Queen Margot never carried out her project of having me taught, for an unpleasant affair happened on the feast of the Holy Trinity that nearly ruined me.

Not long before the holiday my eyelids became terribly swollen, and my eyes were quite closed up. My employers were afraid that I should go blind, and I also was afraid. They took me to the well-known doctor, Genrikh Rodzevich, who lanced my eyelids and for days I lay with my eyes bandaged, in tormenting, black misery. The day before the feast of the Trinity my bandages were taken off, and I walked about once more, feeling as if I had come back from a grave in which I had been laid alive. Nothing can be more terrible than to lose one's sight. It is an unspeakable injury which takes away a hundred worlds from a man.

The joyful day of the Holy Trinity arrived, and, as an invalid, I was off duty from noon and went to the kitchen to pay a visit to the orderlies. All of them, even the strict Tuphyaev, were drunk, and toward evening Ermokhin struck Sidorov on the head with a block of wood. The latter fell senseless to the ground, and Ermokhin, terrified, ran out to the causeway.

An alarming rumor that Sidorov had been murdered soon spread over the yard. People gathered on the steps and looked at the soldier stretched motionless across the threshold. There were whispers that the police ought to be sent for, but no one went to fetch them, and no one could be persuaded to touch the soldier.

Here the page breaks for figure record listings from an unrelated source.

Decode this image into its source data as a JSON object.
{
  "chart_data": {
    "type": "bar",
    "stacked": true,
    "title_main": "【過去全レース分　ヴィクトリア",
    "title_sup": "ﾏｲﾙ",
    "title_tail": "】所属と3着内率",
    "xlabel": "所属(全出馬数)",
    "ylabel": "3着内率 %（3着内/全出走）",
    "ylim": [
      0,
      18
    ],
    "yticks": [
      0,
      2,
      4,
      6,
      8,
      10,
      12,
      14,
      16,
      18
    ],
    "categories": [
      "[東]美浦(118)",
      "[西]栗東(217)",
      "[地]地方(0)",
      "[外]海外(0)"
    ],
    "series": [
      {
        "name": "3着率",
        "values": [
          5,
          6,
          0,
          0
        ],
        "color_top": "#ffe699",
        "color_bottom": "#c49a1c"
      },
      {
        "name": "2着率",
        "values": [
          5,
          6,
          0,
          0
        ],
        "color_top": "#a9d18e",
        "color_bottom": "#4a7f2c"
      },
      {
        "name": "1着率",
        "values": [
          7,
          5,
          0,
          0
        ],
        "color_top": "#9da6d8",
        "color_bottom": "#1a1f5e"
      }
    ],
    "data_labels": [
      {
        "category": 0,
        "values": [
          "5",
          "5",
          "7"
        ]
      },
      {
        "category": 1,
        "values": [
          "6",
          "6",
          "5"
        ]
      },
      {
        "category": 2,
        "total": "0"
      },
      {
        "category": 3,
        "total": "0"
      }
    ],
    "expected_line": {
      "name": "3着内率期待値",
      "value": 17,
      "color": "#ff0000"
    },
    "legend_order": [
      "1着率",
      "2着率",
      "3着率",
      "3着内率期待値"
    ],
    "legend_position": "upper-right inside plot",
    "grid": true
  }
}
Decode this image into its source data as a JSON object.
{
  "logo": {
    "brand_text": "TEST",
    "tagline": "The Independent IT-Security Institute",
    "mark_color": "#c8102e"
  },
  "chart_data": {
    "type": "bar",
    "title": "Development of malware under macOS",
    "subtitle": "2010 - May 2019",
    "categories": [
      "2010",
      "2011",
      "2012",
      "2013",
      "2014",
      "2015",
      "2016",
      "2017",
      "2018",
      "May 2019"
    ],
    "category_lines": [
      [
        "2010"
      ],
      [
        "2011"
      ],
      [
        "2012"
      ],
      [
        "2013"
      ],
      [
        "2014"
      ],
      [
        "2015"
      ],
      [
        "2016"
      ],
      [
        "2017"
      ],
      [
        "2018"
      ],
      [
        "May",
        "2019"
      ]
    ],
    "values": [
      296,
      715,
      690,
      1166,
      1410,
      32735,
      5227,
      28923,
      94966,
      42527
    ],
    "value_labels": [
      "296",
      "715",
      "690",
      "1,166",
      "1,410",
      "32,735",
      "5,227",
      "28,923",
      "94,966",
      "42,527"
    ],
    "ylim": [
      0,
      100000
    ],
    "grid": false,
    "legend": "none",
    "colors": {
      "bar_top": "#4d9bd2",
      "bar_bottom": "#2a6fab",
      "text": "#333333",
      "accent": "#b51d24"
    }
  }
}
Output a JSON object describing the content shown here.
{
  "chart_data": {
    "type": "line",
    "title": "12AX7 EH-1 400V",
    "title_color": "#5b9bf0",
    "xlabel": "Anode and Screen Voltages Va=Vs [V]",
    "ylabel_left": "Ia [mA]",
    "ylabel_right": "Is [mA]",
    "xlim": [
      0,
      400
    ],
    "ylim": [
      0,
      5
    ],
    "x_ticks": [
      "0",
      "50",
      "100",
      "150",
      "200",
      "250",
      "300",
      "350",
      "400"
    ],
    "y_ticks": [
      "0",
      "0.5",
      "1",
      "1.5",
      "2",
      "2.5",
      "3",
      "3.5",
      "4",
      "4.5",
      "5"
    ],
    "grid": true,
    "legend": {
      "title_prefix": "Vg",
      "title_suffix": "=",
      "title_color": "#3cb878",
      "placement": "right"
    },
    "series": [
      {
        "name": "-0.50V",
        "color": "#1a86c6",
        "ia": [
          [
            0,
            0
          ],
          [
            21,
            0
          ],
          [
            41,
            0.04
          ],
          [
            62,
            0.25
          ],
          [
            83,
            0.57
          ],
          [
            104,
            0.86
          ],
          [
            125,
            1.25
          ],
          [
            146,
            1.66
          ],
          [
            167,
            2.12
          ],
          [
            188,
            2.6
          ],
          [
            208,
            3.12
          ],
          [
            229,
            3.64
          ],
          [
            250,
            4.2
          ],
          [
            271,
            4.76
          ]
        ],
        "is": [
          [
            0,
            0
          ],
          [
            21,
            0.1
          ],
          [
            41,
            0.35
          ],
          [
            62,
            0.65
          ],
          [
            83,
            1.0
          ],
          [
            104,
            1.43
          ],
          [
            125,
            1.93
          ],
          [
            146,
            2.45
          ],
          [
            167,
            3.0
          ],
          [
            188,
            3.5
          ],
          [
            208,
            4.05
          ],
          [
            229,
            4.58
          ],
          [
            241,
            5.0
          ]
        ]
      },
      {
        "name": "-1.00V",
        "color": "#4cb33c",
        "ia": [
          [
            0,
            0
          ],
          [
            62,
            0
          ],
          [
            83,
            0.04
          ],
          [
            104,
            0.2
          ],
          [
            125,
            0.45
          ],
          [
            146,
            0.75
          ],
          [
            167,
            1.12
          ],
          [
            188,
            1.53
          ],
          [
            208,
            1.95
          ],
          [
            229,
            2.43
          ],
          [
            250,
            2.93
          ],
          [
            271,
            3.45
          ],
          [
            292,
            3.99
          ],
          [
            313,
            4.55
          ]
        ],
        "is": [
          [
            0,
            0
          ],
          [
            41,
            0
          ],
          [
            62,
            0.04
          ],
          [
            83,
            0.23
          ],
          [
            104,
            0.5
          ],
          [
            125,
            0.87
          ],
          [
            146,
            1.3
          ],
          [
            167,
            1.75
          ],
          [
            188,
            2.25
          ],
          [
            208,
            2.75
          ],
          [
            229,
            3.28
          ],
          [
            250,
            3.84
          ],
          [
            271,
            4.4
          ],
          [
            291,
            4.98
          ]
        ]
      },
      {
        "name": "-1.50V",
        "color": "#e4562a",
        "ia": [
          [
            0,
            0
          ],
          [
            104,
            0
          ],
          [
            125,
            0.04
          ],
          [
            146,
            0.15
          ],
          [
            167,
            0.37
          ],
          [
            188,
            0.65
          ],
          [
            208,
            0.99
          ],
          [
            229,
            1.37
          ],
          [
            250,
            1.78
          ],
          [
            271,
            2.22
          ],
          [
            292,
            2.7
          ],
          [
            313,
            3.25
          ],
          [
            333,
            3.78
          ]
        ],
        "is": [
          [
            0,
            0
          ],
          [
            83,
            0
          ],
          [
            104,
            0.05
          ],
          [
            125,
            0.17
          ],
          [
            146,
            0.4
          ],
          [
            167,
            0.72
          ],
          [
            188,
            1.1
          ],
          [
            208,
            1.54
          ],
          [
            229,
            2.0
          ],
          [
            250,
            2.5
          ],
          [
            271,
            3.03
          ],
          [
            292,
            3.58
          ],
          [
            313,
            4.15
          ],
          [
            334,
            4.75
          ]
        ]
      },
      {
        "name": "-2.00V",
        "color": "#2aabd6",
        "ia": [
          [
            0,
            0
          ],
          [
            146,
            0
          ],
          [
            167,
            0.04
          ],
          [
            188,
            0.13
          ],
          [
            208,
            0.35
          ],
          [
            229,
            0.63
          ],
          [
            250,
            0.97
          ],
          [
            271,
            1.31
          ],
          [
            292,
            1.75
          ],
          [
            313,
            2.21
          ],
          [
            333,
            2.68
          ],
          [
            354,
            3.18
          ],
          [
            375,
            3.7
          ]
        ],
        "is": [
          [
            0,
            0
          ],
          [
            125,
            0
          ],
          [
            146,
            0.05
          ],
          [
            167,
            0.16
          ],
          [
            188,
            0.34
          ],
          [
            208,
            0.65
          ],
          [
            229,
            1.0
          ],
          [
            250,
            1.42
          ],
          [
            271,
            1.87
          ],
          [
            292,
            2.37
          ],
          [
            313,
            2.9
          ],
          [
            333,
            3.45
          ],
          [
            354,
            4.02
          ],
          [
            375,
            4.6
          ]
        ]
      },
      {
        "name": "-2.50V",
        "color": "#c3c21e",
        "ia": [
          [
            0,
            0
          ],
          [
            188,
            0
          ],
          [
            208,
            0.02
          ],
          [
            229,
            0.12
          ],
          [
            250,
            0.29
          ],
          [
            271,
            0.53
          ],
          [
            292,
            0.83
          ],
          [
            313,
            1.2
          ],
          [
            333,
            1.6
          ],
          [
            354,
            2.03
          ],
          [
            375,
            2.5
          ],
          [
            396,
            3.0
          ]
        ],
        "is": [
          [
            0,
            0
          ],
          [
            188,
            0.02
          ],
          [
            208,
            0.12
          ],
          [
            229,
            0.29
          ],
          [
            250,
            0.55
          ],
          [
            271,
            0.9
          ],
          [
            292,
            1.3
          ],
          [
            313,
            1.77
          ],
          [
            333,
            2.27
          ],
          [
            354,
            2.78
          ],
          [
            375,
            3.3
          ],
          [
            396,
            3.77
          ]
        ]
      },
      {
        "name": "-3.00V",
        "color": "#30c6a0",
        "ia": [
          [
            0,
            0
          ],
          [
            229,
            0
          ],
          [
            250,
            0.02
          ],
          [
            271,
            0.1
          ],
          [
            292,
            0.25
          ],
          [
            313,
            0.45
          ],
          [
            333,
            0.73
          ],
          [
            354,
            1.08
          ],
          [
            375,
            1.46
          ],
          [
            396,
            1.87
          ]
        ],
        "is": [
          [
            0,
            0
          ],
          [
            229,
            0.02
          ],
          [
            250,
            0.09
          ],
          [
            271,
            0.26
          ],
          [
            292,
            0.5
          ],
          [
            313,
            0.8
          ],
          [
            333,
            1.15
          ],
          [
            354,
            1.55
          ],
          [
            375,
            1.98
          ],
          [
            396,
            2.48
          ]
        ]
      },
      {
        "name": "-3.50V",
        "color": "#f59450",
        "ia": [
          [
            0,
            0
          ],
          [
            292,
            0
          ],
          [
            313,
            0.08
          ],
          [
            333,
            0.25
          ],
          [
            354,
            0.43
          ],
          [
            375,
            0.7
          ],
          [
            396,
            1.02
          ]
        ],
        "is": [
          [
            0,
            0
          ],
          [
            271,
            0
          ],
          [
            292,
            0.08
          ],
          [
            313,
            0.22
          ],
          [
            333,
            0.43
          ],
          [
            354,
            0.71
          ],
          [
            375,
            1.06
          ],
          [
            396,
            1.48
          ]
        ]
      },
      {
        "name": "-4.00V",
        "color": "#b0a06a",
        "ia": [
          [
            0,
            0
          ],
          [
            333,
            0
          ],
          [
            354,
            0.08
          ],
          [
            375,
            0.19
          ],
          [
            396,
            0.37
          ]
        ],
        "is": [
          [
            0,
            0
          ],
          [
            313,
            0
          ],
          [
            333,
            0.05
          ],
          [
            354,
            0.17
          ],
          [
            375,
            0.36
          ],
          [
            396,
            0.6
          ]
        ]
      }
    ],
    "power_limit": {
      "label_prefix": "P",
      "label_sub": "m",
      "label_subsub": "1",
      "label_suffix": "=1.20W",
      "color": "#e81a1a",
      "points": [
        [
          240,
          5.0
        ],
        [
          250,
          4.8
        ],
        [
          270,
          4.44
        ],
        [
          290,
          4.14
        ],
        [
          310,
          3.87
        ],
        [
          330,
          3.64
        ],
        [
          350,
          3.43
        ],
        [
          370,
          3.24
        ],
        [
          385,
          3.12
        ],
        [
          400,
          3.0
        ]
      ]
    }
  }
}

Then the washerwoman Natalia Kozlovski, in a new, blue frock, with a white neckerchief, appeared on the scene. She pushed the people aside angrily, went into the entrance passage, squatted down, and said loudly:

"Fools! He is alive! Give me some water!"

They began to protest.

"Don't meddle with what is not your business!"

"Water, I tell you!" she cried, as if there were a fire. She lifted her new frock over her knees in a businesslike manner, spread out her underskirt, and laid the soldier's bleeding head on her knees.

The crowd dispersed, disapproving and fearful.